How long will the Chinese drywall issue last? And how will it affect appraisers? We can only look to history for possible answers. I entered the appraisal profession in 1987, which was before USPAP, before FIRREA, before mandatory certification and licensure. (In case you didn’t know, the Savings and Loan Crisis was my fault.) During this time, the scare over Urea Formaldehyde Foam Insulation (UFFI) was at its peak. I remember certain lender clients who required me to ask every property owner, “Have you added any insulation to your home within the last 10 years?” If they replied in the affirmative, I was then required to follow up with, “What type of insulation was it?” (If only I had a dollar for every time I heard the reply, “Pink.”) I was then required to insert a statement regarding this question-and-answer exchange in the appraisal report. Thankfully, the UFFI scare didn’t last; it fizzled out quickly. Over the next 2-3 years, interest in UFFI diminished to the point where no one seemed to care about it.

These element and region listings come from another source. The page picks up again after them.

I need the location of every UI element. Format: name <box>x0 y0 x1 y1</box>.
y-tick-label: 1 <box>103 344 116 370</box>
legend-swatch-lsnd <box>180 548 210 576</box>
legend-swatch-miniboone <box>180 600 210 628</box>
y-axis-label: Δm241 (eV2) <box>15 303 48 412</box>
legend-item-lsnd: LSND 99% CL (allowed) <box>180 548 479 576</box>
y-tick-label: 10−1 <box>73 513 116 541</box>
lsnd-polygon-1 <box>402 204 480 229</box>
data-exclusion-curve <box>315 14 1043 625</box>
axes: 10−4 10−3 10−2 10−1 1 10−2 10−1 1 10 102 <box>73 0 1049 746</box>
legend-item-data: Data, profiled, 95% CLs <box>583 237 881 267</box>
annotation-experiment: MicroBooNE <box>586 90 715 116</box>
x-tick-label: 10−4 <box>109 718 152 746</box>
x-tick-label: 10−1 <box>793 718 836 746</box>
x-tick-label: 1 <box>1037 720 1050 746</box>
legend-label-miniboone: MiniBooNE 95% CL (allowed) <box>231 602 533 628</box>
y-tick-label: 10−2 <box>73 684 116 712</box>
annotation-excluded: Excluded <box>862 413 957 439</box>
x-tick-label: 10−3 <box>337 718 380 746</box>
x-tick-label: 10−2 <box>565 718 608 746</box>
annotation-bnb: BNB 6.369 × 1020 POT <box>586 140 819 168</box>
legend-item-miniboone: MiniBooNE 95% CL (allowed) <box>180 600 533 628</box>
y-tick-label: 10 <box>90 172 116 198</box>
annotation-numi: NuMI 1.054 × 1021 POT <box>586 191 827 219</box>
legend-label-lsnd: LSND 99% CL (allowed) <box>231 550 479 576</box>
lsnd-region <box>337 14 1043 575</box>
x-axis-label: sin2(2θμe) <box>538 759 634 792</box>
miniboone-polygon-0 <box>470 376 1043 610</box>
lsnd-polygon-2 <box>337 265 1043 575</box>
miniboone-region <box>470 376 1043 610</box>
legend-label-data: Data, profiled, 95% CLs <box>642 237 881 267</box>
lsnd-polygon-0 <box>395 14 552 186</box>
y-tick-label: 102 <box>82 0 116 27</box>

On the other hand, toxic mold has definitely had a longer shelf life. Approximately 10 years after toxic mold first appeared on the appraiser’s radar screen, it continues to be a problem issue for appraisers and property owners. Hundreds of attorneys still advertise on the Internet as toxic mold litigation specialists. While mold fever is certainly down from its peak a few years ago, it hasn’t gone away as quickly as the UFFI scare did.
Unfortunately, looking at the past doesn’t give us all the answers we need, because the effects of Chinese drywall will not be fully known for some time. Compounding the problem, there is little reliable information for appraisers regarding this issue. Even E&O companies, who are usually at the forefront of informing appraisers how to handle potential liability issues, have been strangely silent regarding this issue. If drywall-related lawsuits against appraisers become common (and let’s hope they don’t), we can expect additional guidance from E&O companies. Until that time, appraisers should direct all their questions and concerns regarding Chinese drywall to their E&O companies or their personal attorneys. Inserting disclaimers in appraisal reports may also be advisable. Although Fannie Mae and Freddie Mac do not permit appraisers to insert additional limiting conditions into reports, they do permit appraisers to clarify scope of work issues. Stating that the scope of work of the appraisal does not entail identifying Chinese drywall or testing indoor air quality could help bring an appraiser’s scope of work into sharper focus, and perhaps avoid any misunderstandings about the appraiser’s role. Until more information and better guidance become available, all appraisers can do is watch and wait.